Welcome to Glocalism
Growing in London as an Italian-American whilst attending the most international non-international school in the UK may seem like the recipe for a global citizen. In fact, I had never questioned why I would finish all the food on my plate at dinner even when I was utterly stuffed, why I was taking the extremely dirty tube to school at age 3 or why I was surrounded by a rainbow of races in nursery school. Rather than adopting a global conscience, I was born into the Western world’s infatuation with global relations. However, who I am today is as much local as it is global. I will talk about the weather at any point I deem necessary. I will stop the car if a black cat crosses the road for fear of my Italian ancestors excommunicating me. I will, unfortunately, gorge on pulled pork sandwiches and French fries until I am literally basking in a greasy, toxic film. It would be inherently incorrect for me to declare global citizenship, without recognizing the locality that has formed my identity and many of my actions and beliefs today.
So, I am glocalist; an internationally minded national citizen. In my definition of the term, this means I accept the responsibilities that come with a global world. COVID-19, Climate Change and conflicts are no longer limited to the nation-state; arbitrary borders are becoming increasing obsolete. Sure, local actions like recycling or wearing a mask would have an effect, but there needs to be a global change, multiple people across multiple regions, to truly slow climate change or the COVID-19 pandemic.
I grew up in Canary Wharf; the recently erected concrete jungle of London’s financial landscape, which is found right in the middle of the poorest borough in the United Kingdom. This dichotomy of realities as a child meant I was constantly exposed to cultural differences. I truly see the value in cultural empathy, especially in the globalized world of today.
However, being a glocalist means I also see the issues in pure global citizenship. Because of the juxtaposition of wealth and poverty in my upbringing, I understand the duality that comes with a global world. The glorious Chilean strawberries I ate this morning that may or may not have come from malnourished laborers in a collective farm. What about my prom dress that was probably hand-sown by a Bangladeshi family in their slum hut? If we were to establish an even more global world, would these inequalities and injustices be exacerbated?
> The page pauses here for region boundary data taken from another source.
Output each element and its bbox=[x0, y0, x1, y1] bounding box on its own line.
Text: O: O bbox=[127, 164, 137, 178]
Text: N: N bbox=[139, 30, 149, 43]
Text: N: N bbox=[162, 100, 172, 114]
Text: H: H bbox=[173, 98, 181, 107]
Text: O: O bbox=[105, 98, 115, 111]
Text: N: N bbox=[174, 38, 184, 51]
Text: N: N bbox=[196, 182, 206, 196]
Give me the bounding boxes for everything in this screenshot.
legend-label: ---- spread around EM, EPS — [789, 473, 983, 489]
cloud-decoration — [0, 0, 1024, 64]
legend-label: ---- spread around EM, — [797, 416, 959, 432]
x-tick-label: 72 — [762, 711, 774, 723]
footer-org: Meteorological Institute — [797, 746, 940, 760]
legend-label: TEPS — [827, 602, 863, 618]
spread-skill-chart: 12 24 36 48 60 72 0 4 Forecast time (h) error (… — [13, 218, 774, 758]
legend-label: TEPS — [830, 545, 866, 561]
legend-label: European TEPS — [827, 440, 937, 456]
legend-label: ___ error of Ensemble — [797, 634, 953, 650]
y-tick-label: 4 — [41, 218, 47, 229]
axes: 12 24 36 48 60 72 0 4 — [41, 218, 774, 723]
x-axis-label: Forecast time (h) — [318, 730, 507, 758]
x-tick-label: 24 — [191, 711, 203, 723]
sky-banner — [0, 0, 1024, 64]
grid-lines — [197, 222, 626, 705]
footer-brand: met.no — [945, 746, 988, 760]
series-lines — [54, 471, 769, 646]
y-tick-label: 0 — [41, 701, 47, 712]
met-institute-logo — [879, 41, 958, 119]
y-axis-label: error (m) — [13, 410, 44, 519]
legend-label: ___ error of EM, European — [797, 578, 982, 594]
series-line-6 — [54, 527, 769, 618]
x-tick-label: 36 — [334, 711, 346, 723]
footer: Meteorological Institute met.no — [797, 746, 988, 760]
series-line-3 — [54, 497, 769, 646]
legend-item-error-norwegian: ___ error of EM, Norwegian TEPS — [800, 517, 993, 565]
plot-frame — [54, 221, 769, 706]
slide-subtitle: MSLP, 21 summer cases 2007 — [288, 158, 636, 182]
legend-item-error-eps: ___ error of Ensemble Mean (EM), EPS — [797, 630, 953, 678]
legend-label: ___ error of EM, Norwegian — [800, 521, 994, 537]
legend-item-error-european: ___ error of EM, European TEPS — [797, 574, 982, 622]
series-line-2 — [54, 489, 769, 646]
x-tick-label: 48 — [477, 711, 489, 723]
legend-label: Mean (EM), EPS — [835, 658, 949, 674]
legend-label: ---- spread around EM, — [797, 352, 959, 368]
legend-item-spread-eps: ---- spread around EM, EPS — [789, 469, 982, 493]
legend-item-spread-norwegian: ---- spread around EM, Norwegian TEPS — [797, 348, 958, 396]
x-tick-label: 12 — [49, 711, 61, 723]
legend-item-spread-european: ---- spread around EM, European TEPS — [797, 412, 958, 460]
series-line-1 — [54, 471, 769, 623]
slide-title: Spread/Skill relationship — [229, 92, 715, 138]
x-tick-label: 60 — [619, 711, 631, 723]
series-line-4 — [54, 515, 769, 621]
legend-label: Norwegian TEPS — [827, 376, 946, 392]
It is a privileged perspective. For an American student who enjoys one of the best education systems in the world, you are constantly given the opportunity to be a global citizen. But, for the dirt-poor subsidence farmer that I met in the high hills of Nepal, there is simply no option to be a global citizen. They are not even given the chance.
Yet, some sense of locality is needed, especially in governance. From my own studies in the international baccalaureate, I realized that imposing one global political order is both ineffective and unethical (as can be seen in the failure of the EU’s quantitative easing measures in Greece, or the UN sustainable development goals). National governments remain the most effective vehicle for social change.
Whilst you may be internally cringing at yet another proposal for ‘big think’ nebulous concept, I ask you to think of the value of glocal citizenship. We cannot simply go on in wilful ignorance as local citizenship, yet we also cannot rely on global citizenship as the solution to all our problems. I thus present to you the new middle ground that may just be good enough to drive widespread social change: glocalism.